In [83]:
#playing around with CLTK
from cltk import NLP
from cltk.dependency.tree import DependencyTree

In [72]:
with open("dataset/lat-livy.txt") as fo:
    livy_full = fo.read()
print("Text snippet:", livy_full[:200])
print("Character count:", len(livy_full))
print("Approximate token count:", len(livy_full.split()))
livy = livy_full[:len(livy_full) // 12]
print("Approximate token count:", len(livy.split()))

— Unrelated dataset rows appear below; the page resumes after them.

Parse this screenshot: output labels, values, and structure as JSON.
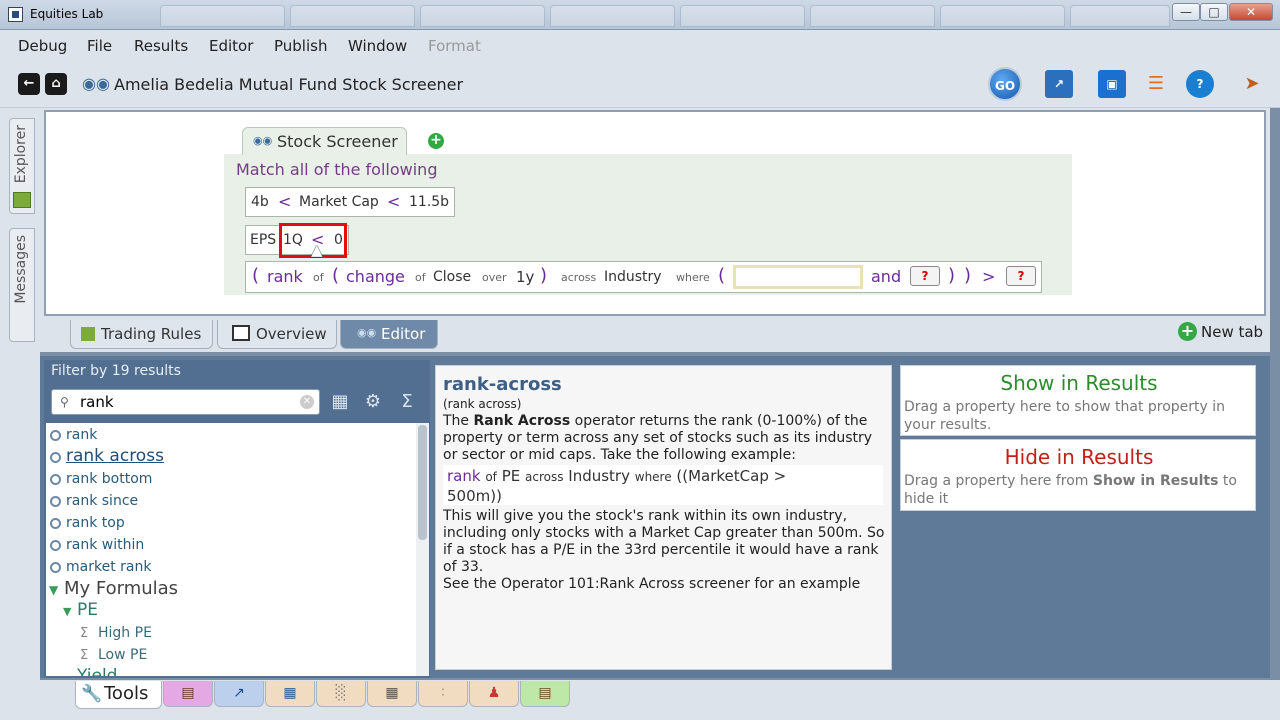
{
  "window": {
    "title": "Equities Lab"
  },
  "menu": [
    "Debug",
    "File",
    "Results",
    "Editor",
    "Publish",
    "Window",
    "Format"
  ],
  "toolbar": {
    "doc_title": "Amelia Bedelia Mutual Fund Stock Screener",
    "go_label": "GO"
  },
  "side_tabs": {
    "explorer": "Explorer",
    "messages": "Messages"
  },
  "editor": {
    "tab_label": "Stock Screener",
    "match_text": "Match all of the following",
    "rule1": {
      "left": "4b",
      "op1": "<",
      "property": "Market Cap",
      "op2": "<",
      "right": "11.5b"
    },
    "rule2": {
      "property": "EPS",
      "period": "1Q",
      "op": "<",
      "value": "0"
    },
    "rule3": {
      "open1": "(",
      "rank": "rank",
      "of1": "of",
      "open2": "(",
      "change": "change",
      "of2": "of",
      "close": "Close",
      "over": "over",
      "period": "1y",
      "close2": ")",
      "across": "across",
      "industry": "Industry",
      "where": "where",
      "open3": "(",
      "input_value": "",
      "and": "and",
      "q": "?",
      "close3": ")",
      "close4": ")",
      "gt": ">"
    }
  },
  "bottom_tabs": {
    "trading_rules": "Trading Rules",
    "overview": "Overview",
    "editor": "Editor",
    "new_tab": "New tab"
  },
  "filter": {
    "label": "Filter by 19 results",
    "search_value": "rank",
    "items": [
      "rank",
      "rank across",
      "rank bottom",
      "rank since",
      "rank top",
      "rank within",
      "market rank"
    ],
    "my_formulas": "My Formulas",
    "folder_pe": "PE",
    "formulas": [
      "High PE",
      "Low PE"
    ],
    "folder_yield": "Yield"
  },
  "help": {
    "title": "rank-across",
    "subtitle": "(rank across)",
    "body_pre": "The ",
    "body_bold": "Rank Across",
    "body_post": " operator returns the rank (0-100%) of the property or term across any set of stocks such as its industry or sector or mid caps. Take the following example:",
    "example": {
      "rank": "rank",
      "of": "of",
      "pe": "PE",
      "across": "across",
      "industry": "Industry",
      "where": "where",
      "cond": "((MarketCap >",
      "cond2": "500m))"
    },
    "body2": "This will give you the stock's rank within its own industry, including only stocks with a Market Cap greater than 500m. So if a stock has a P/E in the 33rd percentile it would have a rank of 33.",
    "body3": "See the Operator 101:Rank Across screener for an example"
  },
  "results_panel": {
    "show_title": "Show in Results",
    "show_desc": "Drag a property here to show that property in your results.",
    "hide_title": "Hide in Results",
    "hide_desc_pre": "Drag a property here from ",
    "hide_desc_bold": "Show in Results",
    "hide_desc_post": " to hide it"
  },
  "tools_tab": "Tools",
  "colors": {
    "accent": "#6b2b9a",
    "show": "#2e8b2e",
    "hide": "#c0201a",
    "highlight": "#e01010"
  }
}
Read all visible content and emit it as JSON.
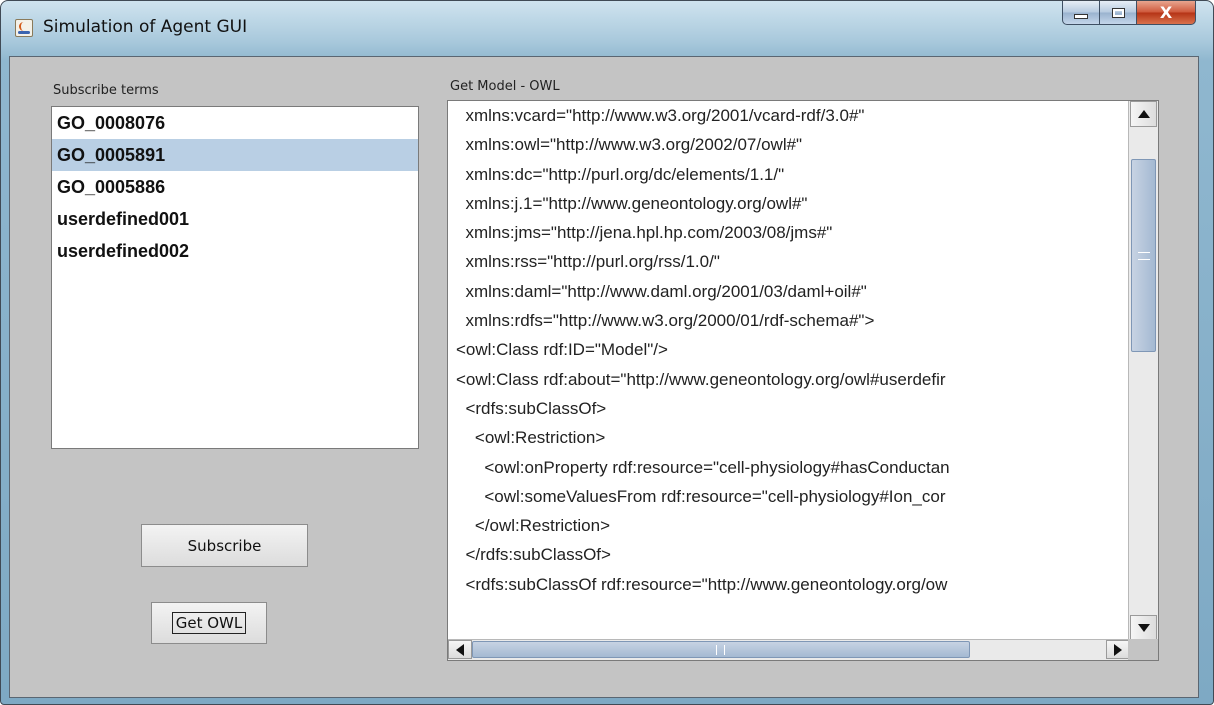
{
  "window": {
    "title": "Simulation of Agent GUI",
    "icon": "java-icon"
  },
  "controls": {
    "minimize_icon": "minimize-icon",
    "maximize_icon": "maximize-icon",
    "close_label": "X"
  },
  "left_panel": {
    "label": "Subscribe terms",
    "terms": [
      "GO_0008076",
      "GO_0005891",
      "GO_0005886",
      "userdefined001",
      "userdefined002"
    ],
    "selected_index": 1,
    "subscribe_button": "Subscribe",
    "get_owl_button": "Get OWL"
  },
  "right_panel": {
    "label": "Get Model - OWL",
    "lines": [
      "  xmlns:vcard=\"http://www.w3.org/2001/vcard-rdf/3.0#\"",
      "  xmlns:owl=\"http://www.w3.org/2002/07/owl#\"",
      "  xmlns:dc=\"http://purl.org/dc/elements/1.1/\"",
      "  xmlns:j.1=\"http://www.geneontology.org/owl#\"",
      "  xmlns:jms=\"http://jena.hpl.hp.com/2003/08/jms#\"",
      "  xmlns:rss=\"http://purl.org/rss/1.0/\"",
      "  xmlns:daml=\"http://www.daml.org/2001/03/daml+oil#\"",
      "  xmlns:rdfs=\"http://www.w3.org/2000/01/rdf-schema#\">",
      "<owl:Class rdf:ID=\"Model\"/>",
      "<owl:Class rdf:about=\"http://www.geneontology.org/owl#userdefir",
      "  <rdfs:subClassOf>",
      "    <owl:Restriction>",
      "      <owl:onProperty rdf:resource=\"cell-physiology#hasConductan",
      "      <owl:someValuesFrom rdf:resource=\"cell-physiology#Ion_cor",
      "    </owl:Restriction>",
      "  </rdfs:subClassOf>",
      "  <rdfs:subClassOf rdf:resource=\"http://www.geneontology.org/ow"
    ]
  }
}
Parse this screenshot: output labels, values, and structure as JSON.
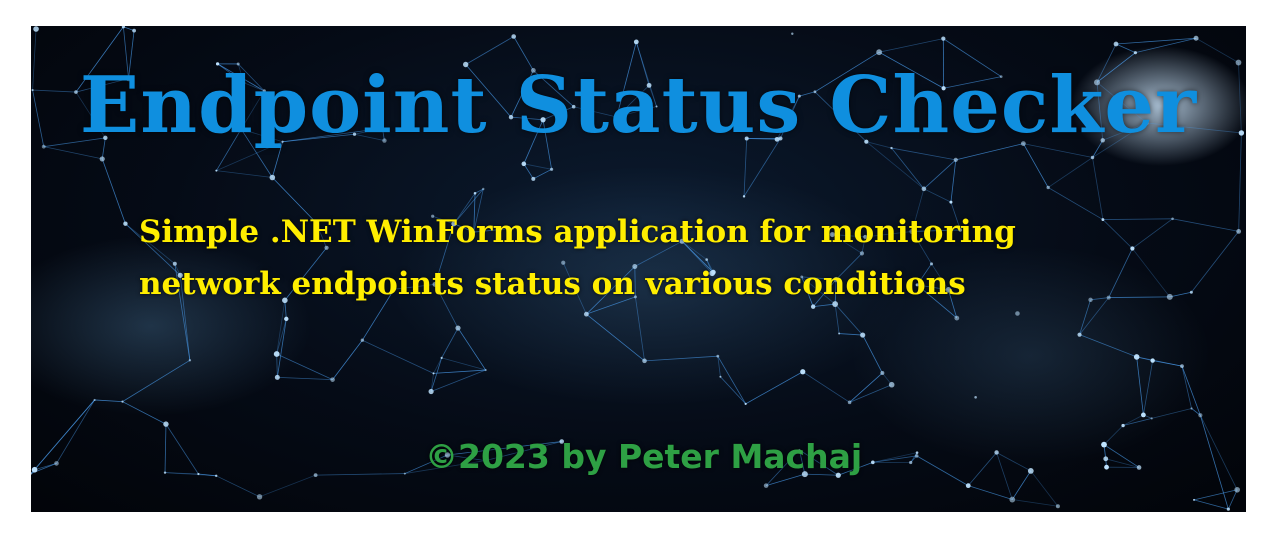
{
  "banner": {
    "title": "Endpoint Status Checker",
    "subtitle_line1": "Simple .NET WinForms application for monitoring",
    "subtitle_line2": "network endpoints status on various conditions",
    "credit": "©2023 by Peter Machaj",
    "background": "network-mesh-image"
  },
  "colors": {
    "title": "#0f8fdf",
    "subtitle": "#ffee00",
    "credit": "#2ea044",
    "background": "#050b16",
    "network_lines": "#4fa8ff"
  }
}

Text snippet: Iam primum omnium satis constat Troia capta in ceteros saevitum esse Troianos, duobus, Aeneae Antenorique, et vetusti iure hospitii et quia pacis reddendaeque Helenae semper auctores fuerant, omne ius
Character count: 921462
Approximate token count: 129799
Approximate token count: 10905


In [73]:
cltk_nlp = NLP(language="lat")
cltk_nlp.pipeline.processes.pop(-1)
print(cltk_nlp.pipeline.processes)
cltk_doc = cltk_nlp.analyze(text=livy)

‎𐤀 CLTK version '1.1.6'.
Pipeline for language 'Latin' (ISO: 'lat'): `LatinNormalizeProcess`, `LatinStanzaProcess`, `LatinEmbeddingsProcess`, `StopsProcess`, `LatinLexiconProcess`.
[<class 'cltk.alphabet.processes.LatinNormalizeProcess'>, <class 'cltk.dependency.processes.LatinStanzaProcess'>, <class 'cltk.embeddings.processes.LatinEmbeddingsProcess'>, <class 'cltk.stops.processes.StopsProcess'>]


In [74]:
remove=',:.;?!'
cleaned=[i for i in cltk_doc.tokens if i not in remove]

In [75]:
print([x for x in dir(cltk_doc) if not x.startswith("__")])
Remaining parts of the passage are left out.